Monday, Nov. 23, 1970

Fe, Fi, Fo, Fum

By T. E. Kalem

Writing a flawless murder mystery for the stage is probably rarer than committing the perfect crime. Anthony Shaffer has done it in Sleuth. Shaffer, twin brother of Peter Shaffer (The Royal Hunt of the Sun), has written a thriller that is urbanely clever, unashamedly literate, clawingly tense and playfully savage. If it is not the best play of its genre ever, it is neck and neck with the best.

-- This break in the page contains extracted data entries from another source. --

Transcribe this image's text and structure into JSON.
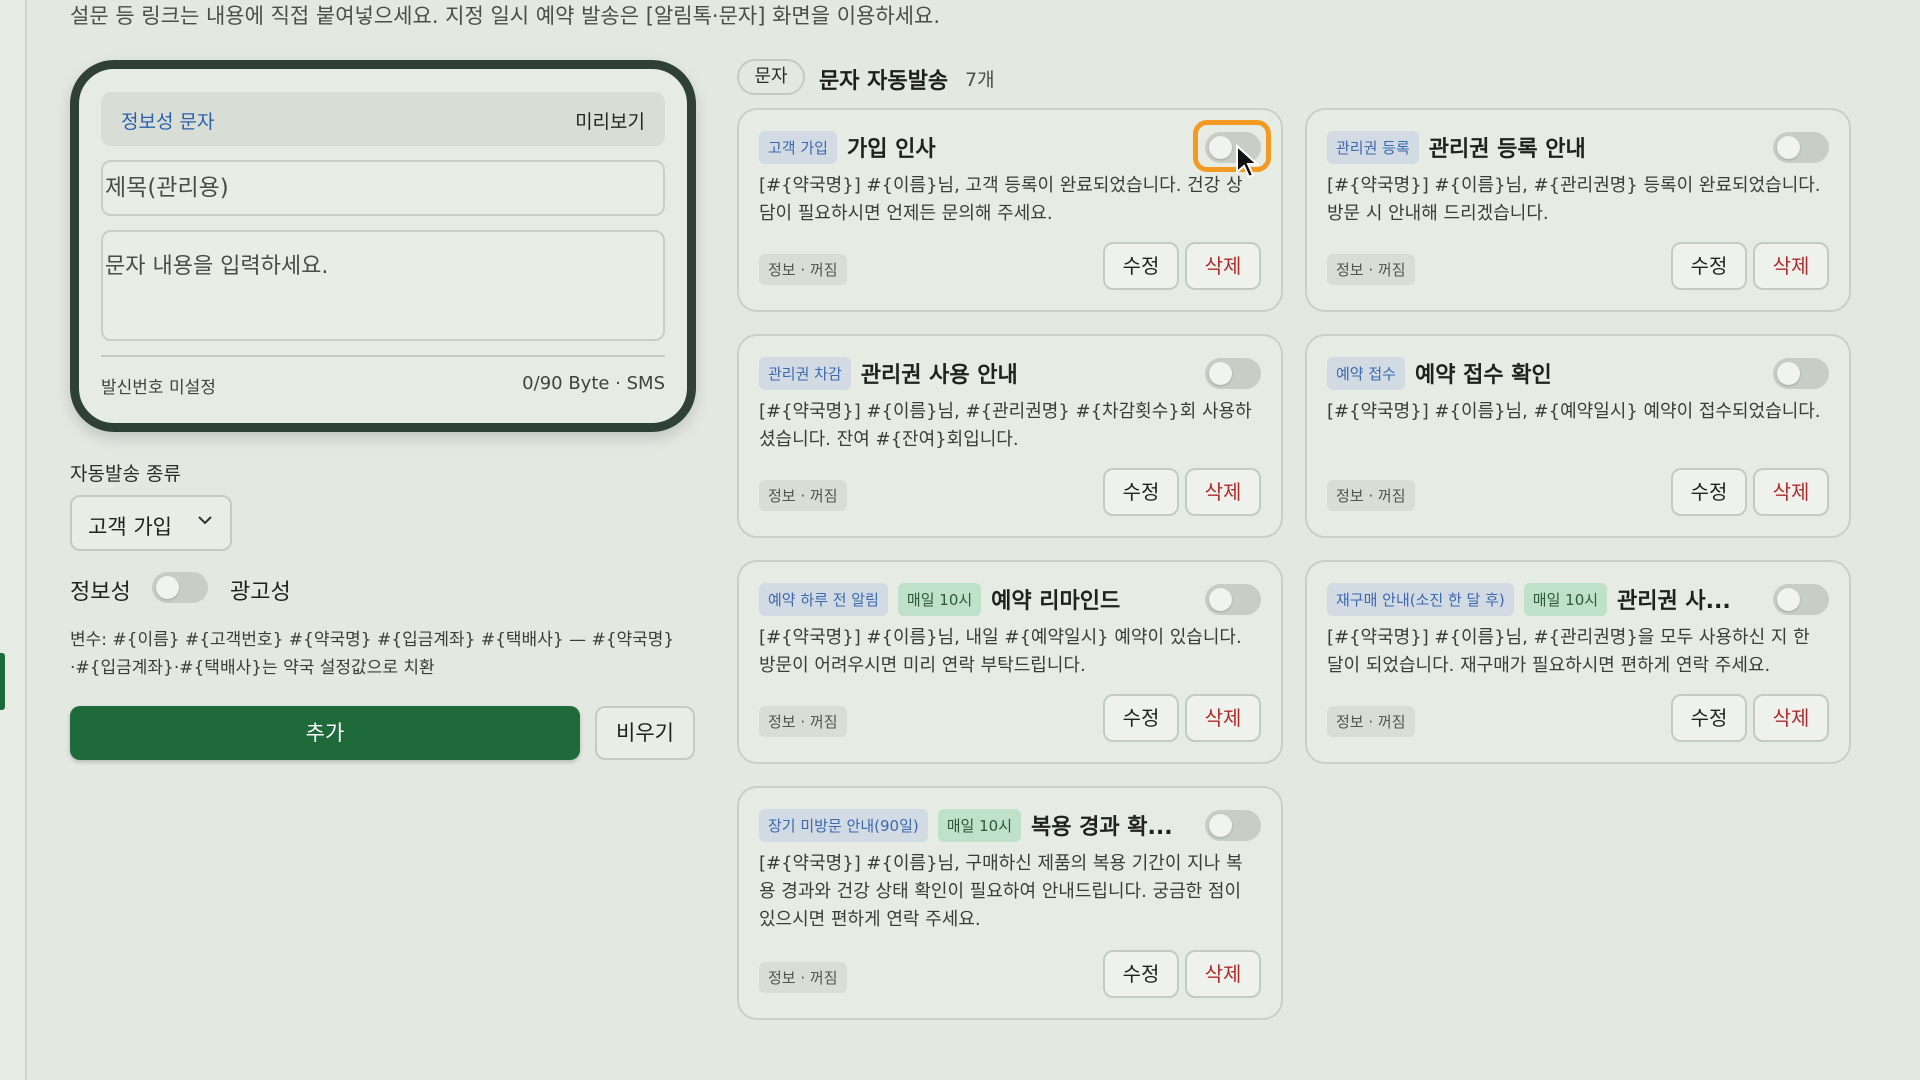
{
  "description_line": "설문 등 링크는 내용에 직접 붙여넣으세요. 지정 일시 예약 발송은 [알림톡·문자] 화면을 이용하세요.",
  "composer": {
    "type_label": "정보성 문자",
    "preview_label": "미리보기",
    "title_placeholder": "제목(관리용)",
    "body_placeholder": "문자 내용을 입력하세요.",
    "sender_status": "발신번호 미설정",
    "byte_count": "0/90 Byte · SMS"
  },
  "form": {
    "auto_send_type_label": "자동발송 종류",
    "auto_send_type_value": "고객 가입",
    "info_label": "정보성",
    "ad_label": "광고성",
    "variables_text": "변수: #{이름} #{고객번호} #{약국명} #{입금계좌} #{택배사} — #{약국명}·#{입금계좌}·#{택배사}는 약국 설정값으로 치환",
    "add_button": "추가",
    "clear_button": "비우기"
  },
  "list": {
    "chip": "문자",
    "title": "문자 자동발송",
    "count": "7개"
  },
  "cards": [
    {
      "tag": "고객 가입",
      "schedule": "",
      "title": "가입 인사",
      "body": "[#{약국명}] #{이름}님, 고객 등록이 완료되었습니다. 건강 상담이 필요하시면 언제든 문의해 주세요.",
      "status": "정보 · 꺼짐",
      "edit": "수정",
      "delete": "삭제"
    },
    {
      "tag": "관리권 등록",
      "schedule": "",
      "title": "관리권 등록 안내",
      "body": "[#{약국명}] #{이름}님, #{관리권명} 등록이 완료되었습니다. 방문 시 안내해 드리겠습니다.",
      "status": "정보 · 꺼짐",
      "edit": "수정",
      "delete": "삭제"
    },
    {
      "tag": "관리권 차감",
      "schedule": "",
      "title": "관리권 사용 안내",
      "body": "[#{약국명}] #{이름}님, #{관리권명} #{차감횟수}회 사용하셨습니다. 잔여 #{잔여}회입니다.",
      "status": "정보 · 꺼짐",
      "edit": "수정",
      "delete": "삭제"
    },
    {
      "tag": "예약 접수",
      "schedule": "",
      "title": "예약 접수 확인",
      "body": "[#{약국명}] #{이름}님, #{예약일시} 예약이 접수되었습니다.",
      "status": "정보 · 꺼짐",
      "edit": "수정",
      "delete": "삭제"
    },
    {
      "tag": "예약 하루 전 알림",
      "schedule": "매일 10시",
      "title": "예약 리마인드",
      "body": "[#{약국명}] #{이름}님, 내일 #{예약일시} 예약이 있습니다. 방문이 어려우시면 미리 연락 부탁드립니다.",
      "status": "정보 · 꺼짐",
      "edit": "수정",
      "delete": "삭제"
    },
    {
      "tag": "재구매 안내(소진 한 달 후)",
      "schedule": "매일 10시",
      "title": "관리권 사...",
      "body": "[#{약국명}] #{이름}님, #{관리권명}을 모두 사용하신 지 한 달이 되었습니다. 재구매가 필요하시면 편하게 연락 주세요.",
      "status": "정보 · 꺼짐",
      "edit": "수정",
      "delete": "삭제"
    },
    {
      "tag": "장기 미방문 안내(90일)",
      "schedule": "매일 10시",
      "title": "복용 경과 확...",
      "body": "[#{약국명}] #{이름}님, 구매하신 제품의 복용 기간이 지나 복용 경과와 건강 상태 확인이 필요하여 안내드립니다. 궁금한 점이 있으시면 편하게 연락 주세요.",
      "status": "정보 · 꺼짐",
      "edit": "수정",
      "delete": "삭제"
    }
  ],
  "colors": {
    "primary": "#1e6a3a",
    "danger": "#b02b2b",
    "focus": "#f29a22",
    "tag_blue": "#3c69ad"
  }
}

The setting is the study of an English country house, the home of Andrew Wyke (Anthony Quayle), a successful mystery writer. Into the room comes Milo Tindle (Keith Baxter), a travel agent. Tindle has been having a surreptitious affair with Wyke's wife. After a swift courtesy drink has been poured, Wyke makes Tindle blink by saying, "I understand you want to marry my wife." "Well, yes," gulps Tindle, "with your permission, of course," and a duel to the death begins between the two men.

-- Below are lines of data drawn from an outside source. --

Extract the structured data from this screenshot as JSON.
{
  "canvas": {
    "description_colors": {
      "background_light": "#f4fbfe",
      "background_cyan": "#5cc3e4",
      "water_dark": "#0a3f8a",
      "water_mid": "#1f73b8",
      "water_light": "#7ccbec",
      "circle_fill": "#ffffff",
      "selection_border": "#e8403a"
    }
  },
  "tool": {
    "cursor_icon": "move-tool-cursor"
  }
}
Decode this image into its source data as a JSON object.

Present deponent will testify no further as to the plot. To say more would be a crime against pleasure and surprise. Among its bonuses, Sleuth is a consummate spoof of thrillers, as keen in satire as suspense. The evening moves from something like the erudite nonchalance of S.S. Van Dine to the venomous gaiety of the "get-the-guests" sequence in Virginia Woolf. In the key roles, Quayle and Baxter are lithe and lethal.

Core of Passion. Under its suavely British surface, Sleuth contains some bitterly anti-British sentiments. The celebrated games-playing vocabulary of the Englishwith terms like fair play and a sporting chanceis cant in Shaffer's view. It masks some bloody-minded bigotry and is no sounder a guide to the British national character than the ritualized tea ceremony is to that of the Japanese. Wyke is very pukka. Tindle is half Italian with a half-Jewish father. Wyke can be loftily amusing about this ("Some of my best friends are half-Jews"), but he can also spit with rage ("a wop, a yid, a not-one-of-me face"). This is a seething ethnic confrontation and it gives Sleuth a core of passion that most mysteries, and all too many plays, lack.